I have a European-made EV that has no "intelligent" (surveillance) capability at all.
A bare bones, maximum efficiency, rugged EV.
A man can dream.
This is an easy way to excuse Tesla's behavior. You're implying everyone does it. <shrug> What can ya do, right?
There's 0 evidence other car companies are allowing PII like this to be spread internally, and employees are so brazen as to use them as the basis for memes.
And absolutely no surveillance built in. Until then I'll stick to gasoline cars.
The absence of evidence isn't evidence of absence. Even so, there are documented security issues with most connected vehicles.
https://www.youtube.com/watch?v=YKDqhWwzzgo
Deleted Comment
Dead Comment
I'm not sure how difficult or possible it is to actually get a car so configured, but you can always rip out the GSM radio yourself if you wish (which voids your warranty, natch).
https://www.theverge.com/2014/11/19/7245447/uber-allegedly-t...
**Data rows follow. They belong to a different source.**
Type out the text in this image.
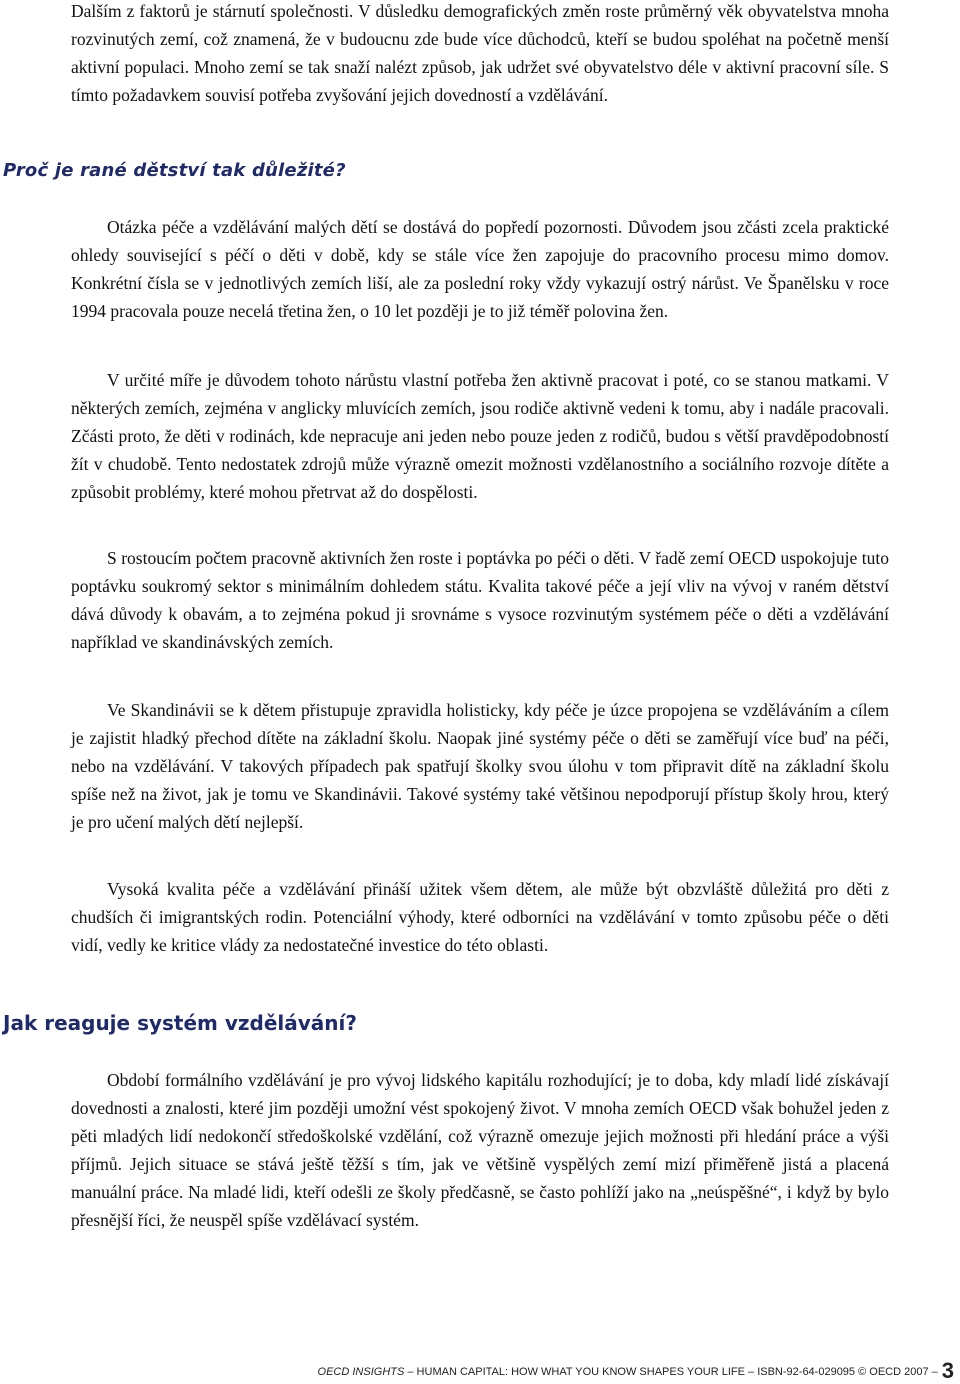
Dalším z faktorů je stárnutí společnosti. V důsledku demografických změn roste průměrný věk obyvatelstva mnoha rozvinutých zemí, což znamená, že v budoucnu zde bude více důchodců, kteří se budou spoléhat na početně menší aktivní populaci. Mnoho zemí se tak snaží nalézt způsob, jak udržet své obyvatelstvo déle v aktivní pracovní síle. S tímto požadavkem souvisí potřeba zvyšování jejich dovedností a vzdělávání.

Proč je rané dětství tak důležité?

Otázka péče a vzdělávání malých dětí se dostává do popředí pozornosti. Důvodem jsou zčásti zcela praktické ohledy související s péčí o děti v době, kdy se stále více žen zapojuje do pracovního procesu mimo domov. Konkrétní čísla se v jednotlivých zemích liší, ale za poslední roky vždy vykazují ostrý nárůst. Ve Španělsku v roce 1994 pracovala pouze necelá třetina žen, o 10 let později je to již téměř polovina žen.

V určité míře je důvodem tohoto nárůstu vlastní potřeba žen aktivně pracovat i poté, co se stanou matkami. V některých zemích, zejména v anglicky mluvících zemích, jsou rodiče aktivně vedeni k tomu, aby i nadále pracovali. Zčásti proto, že děti v rodinách, kde nepracuje ani jeden nebo pouze jeden z rodičů, budou s větší pravděpodobností žít v chudobě. Tento nedostatek zdrojů může výrazně omezit možnosti vzdělanostního a sociálního rozvoje dítěte a způsobit problémy, které mohou přetrvat až do dospělosti.

S rostoucím počtem pracovně aktivních žen roste i poptávka po péči o děti. V řadě zemí OECD uspokojuje tuto poptávku soukromý sektor s minimálním dohledem státu. Kvalita takové péče a její vliv na vývoj v raném dětství dává důvody k obavám, a to zejména pokud ji srovnáme s vysoce rozvinutým systémem péče o děti a vzdělávání například ve skandinávských zemích.

Ve Skandinávii se k dětem přistupuje zpravidla holisticky, kdy péče je úzce propojena se vzděláváním a cílem je zajistit hladký přechod dítěte na základní školu. Naopak jiné systémy péče o děti se zaměřují více buď na péči, nebo na vzdělávání. V takových případech pak spatřují školky svou úlohu v tom připravit dítě na základní školu spíše než na život, jak je tomu ve Skandinávii. Takové systémy také většinou nepodporují přístup školy hrou, který je pro učení malých dětí nejlepší.

Vysoká kvalita péče a vzdělávání přináší užitek všem dětem, ale může být obzvláště důležitá pro děti z chudších či imigrantských rodin. Potenciální výhody, které odborníci na vzdělávání v tomto způsobu péče o děti vidí, vedly ke kritice vlády za nedostatečné investice do této oblasti.

Jak reaguje systém vzdělávání?

Období formálního vzdělávání je pro vývoj lidského kapitálu rozhodující; je to doba, kdy mladí lidé získávají dovednosti a znalosti, které jim později umožní vést spokojený život. V mnoha zemích OECD však bohužel jeden z pěti mladých lidí nedokončí středoškolské vzdělání, což výrazně omezuje jejich možnosti při hledání práce a výši příjmů. Jejich situace se stává ještě těžší s tím, jak ve většině vyspělých zemí mizí přiměřeně jistá a placená manuální práce. Na mladé lidi, kteří odešli ze školy předčasně, se často pohlíží jako na „neúspěšné“, i když by bylo přesnější říci, že neuspěl spíše vzdělávací systém.

OECD INSIGHTS – HUMAN CAPITAL: HOW WHAT YOU KNOW SHAPES YOUR LIFE – ISBN-92-64-029095 © OECD 2007 – 3
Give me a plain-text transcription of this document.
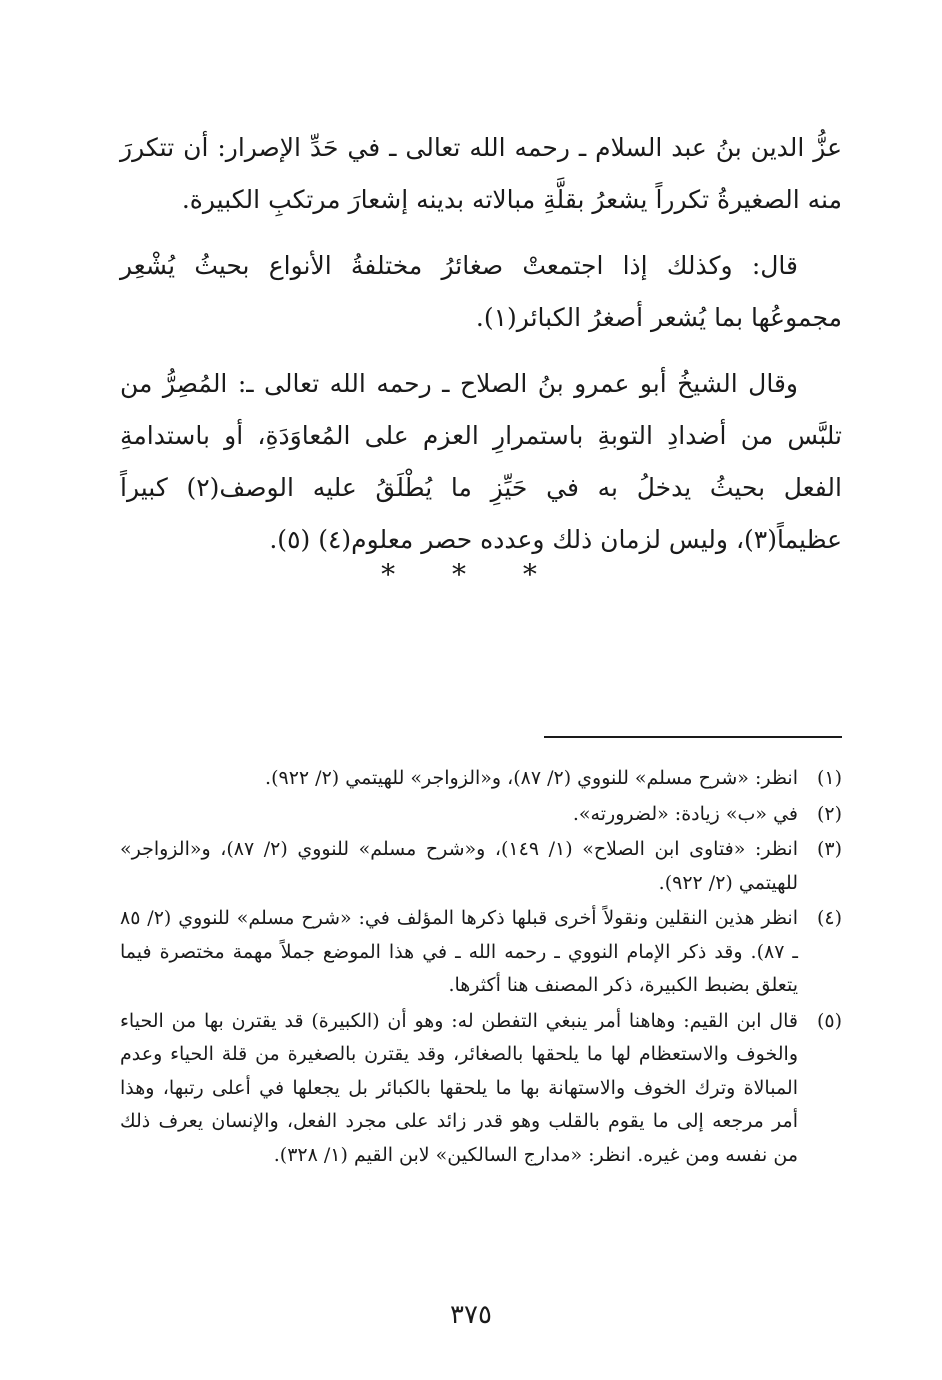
عزُّ الدين بنُ عبد السلام ـ رحمه الله تعالى ـ في حَدِّ الإصرار: أن تتكررَ منه الصغيرةُ تكرراً يشعرُ بقلَّةِ مبالاته بدينه إشعارَ مرتكبِ الكبيرة.

قال: وكذلك إذا اجتمعتْ صغائرُ مختلفةُ الأنواع بحيثُ يُشْعِر مجموعُها بما يُشعر أصغرُ الكبائر(١).

وقال الشيخُ أبو عمرو بنُ الصلاح ـ رحمه الله تعالى ـ: المُصِرُّ من تلبَّس من أضدادِ التوبةِ باستمرارِ العزم على المُعاوَدَةِ، أو باستدامةِ الفعل بحيثُ يدخلُ به في حَيِّزِ ما يُطْلَقُ عليه الوصف(٢) كبيراً عظيماً(٣)، وليس لزمان ذلك وعدده حصر معلوم(٤) (٥).

* * *
(١)
انظر: «شرح مسلم» للنووي (٢/ ٨٧)، و«الزواجر» للهيتمي (٢/ ٩٢٢).
(٢)
في «ب» زيادة: «لضرورته».
(٣)
انظر: «فتاوى ابن الصلاح» (١/ ١٤٩)، و«شرح مسلم» للنووي (٢/ ٨٧)، و«الزواجر» للهيتمي (٢/ ٩٢٢).
(٤)
انظر هذين النقلين ونقولاً أخرى قبلها ذكرها المؤلف في: «شرح مسلم» للنووي (٢/ ٨٥ ـ ٨٧). وقد ذكر الإمام النووي ـ رحمه الله ـ في هذا الموضع جملاً مهمة مختصرة فيما يتعلق بضبط الكبيرة، ذكر المصنف هنا أكثرها.
(٥)
قال ابن القيم: وهاهنا أمر ينبغي التفطن له: وهو أن (الكبيرة) قد يقترن بها من الحياء والخوف والاستعظام لها ما يلحقها بالصغائر، وقد يقترن بالصغيرة من قلة الحياء وعدم المبالاة وترك الخوف والاستهانة بها ما يلحقها بالكبائر بل يجعلها في أعلى رتبها، وهذا أمر مرجعه إلى ما يقوم بالقلب وهو قدر زائد على مجرد الفعل، والإنسان يعرف ذلك من نفسه ومن غيره. انظر: «مدارج السالكين» لابن القيم (١/ ٣٢٨).
٣٧٥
You might say the problem was in the founding DNA: https://www.bbc.com/news/technology-40352868
Deleted Comment
The more places where networks capable of surveillance exist, the less privacy you have, and the less autonomy you have. This has been obvious for decades. It is not surprising. No one on HN should be surprised by either the surveillance capabilities of a smart car, or the assdouchery capabilities of people who work for... ahem. I, for one, took both as a given, and I don't even work in tech.
Dead Comment
> According to several ex-employees, some labelers shared screenshots, sometimes marked up using Adobe Photoshop, in private group chats on Mattermost, Tesla’s internal messaging system. There they would attract responses from other workers and managers. Participants would also add their own marked-up images, jokes or emojis to keep the conversation going. Some of the emojis were custom-created to reference office inside jokes, several ex-employees said.
Work environments should ideally be fun and collegial. But I just would've assumed that it's incredibly obvious that managers should not encourage a culture of memeing and shitposting when the job is so centered on private user images.
a fish rots from the head down.
update: Found one of them,
https://news.ycombinator.com/item?id=1692754 ("Google fired engineer for breaking internal privacy policies" (2010))
It's not linked in there, but the Wired writeup adds that (0) there were at least two SRE's fired for something like this and (1) Google chose not to report this to law enforcement, seemingly prioritizing its public image over its users' safety.
https://www.wired.com/2010/09/google-spy/ ("Ex-Googler Allegedly Spied on User E-Mails, Chats" (2010))
It might shock me a little just because of the risk/reward if they were just snooping on random people. But not if it was exes/crushes/friends/etc.
From what I heard they did indeed have some LOVEINT problems before that i.e. an employee couple with a nasty breakup - but they were also orders of magnitude smaller.